What does the Adam optimizer do, and what problem does it solve over SGD?
Adam combines momentum (exponential moving average of gradients) with RMSProp-style adaptive per-parameter learning rates (exponential moving average of squared gradients). This means parameters with consistently large gradients get smaller effective steps, and sparse or small-gradient parameters get larger steps — making Adam nearly hyperparameter-free and fast-converging compared to vanilla SGD.
How to think about it
Adam (Adaptive Moment Estimation) is the default optimizer for most deep-learning work. It is best understood as SGD + momentum + per-parameter learning rate scaling.
The update rule
m_t = β₁·m_{t-1} + (1−β₁)·g_t # 1st moment: gradient momentum
v_t = β₂·v_{t-1} + (1−β₂)·g_t² # 2nd moment: squared-gradient avg
m̂_t = m_t / (1−β₁ᵗ) # bias correction (early steps)
v̂_t = v_t / (1−β₂ᵗ)
θ_t = θ_{t-1} − α · m̂_t / (√v̂_t + ε)
Default hyperparameters: β₁=0.9, β₂=0.999, ε=1e-8.
What each part fixes
| Component | Fixes |
|---|---|
| Momentum (m) | Noisy gradient direction; accelerates through ravines |
| Adaptive lr (v) | Different feature scales; no global lr tuning per-layer |
| Bias correction | Moment estimates are zero-biased at early steps |
import torch
model = torch.nn.Linear(128, 10)
optimizer = torch.optim.Adam(model.parameters(), lr=1e-3)

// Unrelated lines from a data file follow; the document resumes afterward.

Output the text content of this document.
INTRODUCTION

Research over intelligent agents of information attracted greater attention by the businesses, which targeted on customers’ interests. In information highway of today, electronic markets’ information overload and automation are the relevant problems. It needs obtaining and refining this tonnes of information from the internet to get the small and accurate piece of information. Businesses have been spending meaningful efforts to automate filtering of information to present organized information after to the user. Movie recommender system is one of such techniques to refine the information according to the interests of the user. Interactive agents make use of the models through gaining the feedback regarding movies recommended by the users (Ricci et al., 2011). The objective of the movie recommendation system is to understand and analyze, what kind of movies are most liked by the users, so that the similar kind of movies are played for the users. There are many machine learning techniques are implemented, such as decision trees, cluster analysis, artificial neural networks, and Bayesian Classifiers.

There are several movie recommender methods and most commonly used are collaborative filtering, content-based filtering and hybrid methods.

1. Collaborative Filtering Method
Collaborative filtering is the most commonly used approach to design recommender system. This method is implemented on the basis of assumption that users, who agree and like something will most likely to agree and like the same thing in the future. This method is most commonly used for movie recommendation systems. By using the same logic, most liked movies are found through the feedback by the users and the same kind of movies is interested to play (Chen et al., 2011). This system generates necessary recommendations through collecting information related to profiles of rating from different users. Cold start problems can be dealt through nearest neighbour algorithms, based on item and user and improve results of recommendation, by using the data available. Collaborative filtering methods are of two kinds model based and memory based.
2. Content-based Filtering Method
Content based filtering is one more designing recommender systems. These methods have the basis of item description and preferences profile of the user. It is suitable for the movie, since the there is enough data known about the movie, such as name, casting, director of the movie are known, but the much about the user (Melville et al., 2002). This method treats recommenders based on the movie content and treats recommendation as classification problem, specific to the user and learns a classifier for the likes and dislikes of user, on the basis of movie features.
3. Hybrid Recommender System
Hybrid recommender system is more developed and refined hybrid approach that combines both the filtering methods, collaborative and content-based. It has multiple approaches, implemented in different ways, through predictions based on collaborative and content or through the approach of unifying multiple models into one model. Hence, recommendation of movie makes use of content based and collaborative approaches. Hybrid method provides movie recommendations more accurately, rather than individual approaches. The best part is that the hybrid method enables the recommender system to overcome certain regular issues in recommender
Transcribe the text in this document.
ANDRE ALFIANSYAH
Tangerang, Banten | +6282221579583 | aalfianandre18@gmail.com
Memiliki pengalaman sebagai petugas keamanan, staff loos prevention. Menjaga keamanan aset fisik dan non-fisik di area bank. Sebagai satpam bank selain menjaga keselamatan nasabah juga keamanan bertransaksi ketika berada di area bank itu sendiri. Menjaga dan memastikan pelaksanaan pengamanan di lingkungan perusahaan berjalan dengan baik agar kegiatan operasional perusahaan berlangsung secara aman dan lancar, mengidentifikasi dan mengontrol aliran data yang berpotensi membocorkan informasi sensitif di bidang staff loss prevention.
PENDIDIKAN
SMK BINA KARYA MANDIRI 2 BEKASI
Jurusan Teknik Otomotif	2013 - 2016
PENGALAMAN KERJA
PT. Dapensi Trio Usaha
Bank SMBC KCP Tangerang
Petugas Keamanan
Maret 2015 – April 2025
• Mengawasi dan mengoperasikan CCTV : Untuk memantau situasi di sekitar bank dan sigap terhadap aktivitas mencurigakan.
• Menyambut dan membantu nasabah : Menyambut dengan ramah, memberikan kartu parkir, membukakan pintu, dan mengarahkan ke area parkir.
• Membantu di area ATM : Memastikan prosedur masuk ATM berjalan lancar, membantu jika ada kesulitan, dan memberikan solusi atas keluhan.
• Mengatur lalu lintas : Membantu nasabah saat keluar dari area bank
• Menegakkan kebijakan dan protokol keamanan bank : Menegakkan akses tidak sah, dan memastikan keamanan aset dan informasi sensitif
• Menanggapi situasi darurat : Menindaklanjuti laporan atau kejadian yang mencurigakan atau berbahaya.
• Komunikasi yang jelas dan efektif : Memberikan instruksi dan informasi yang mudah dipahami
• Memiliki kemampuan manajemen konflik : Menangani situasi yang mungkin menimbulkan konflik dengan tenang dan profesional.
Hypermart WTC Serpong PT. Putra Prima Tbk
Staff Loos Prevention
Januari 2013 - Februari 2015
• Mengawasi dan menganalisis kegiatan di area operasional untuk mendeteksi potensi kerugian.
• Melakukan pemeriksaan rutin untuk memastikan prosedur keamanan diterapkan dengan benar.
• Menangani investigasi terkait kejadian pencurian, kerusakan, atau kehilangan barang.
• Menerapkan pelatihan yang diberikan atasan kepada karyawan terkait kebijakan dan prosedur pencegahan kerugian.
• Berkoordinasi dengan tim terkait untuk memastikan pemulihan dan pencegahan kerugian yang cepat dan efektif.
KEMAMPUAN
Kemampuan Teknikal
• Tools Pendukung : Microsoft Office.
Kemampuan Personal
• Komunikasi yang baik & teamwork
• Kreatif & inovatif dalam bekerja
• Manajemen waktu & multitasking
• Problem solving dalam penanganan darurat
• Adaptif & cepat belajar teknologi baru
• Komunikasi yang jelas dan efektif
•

# AdamW is preferred when weight decay is needed
optimizer_wd = torch.optim.AdamW(model.parameters(), lr=1e-3, weight_decay=1e-2)
AdamW vs Adam
Standard Adam applies weight decay inside the adaptive update, which couples regularisation with the gradient scale. AdamW decouples them — the weight decay term is applied directly to the parameter, not to the gradient. AdamW is now the standard choice in transformer training.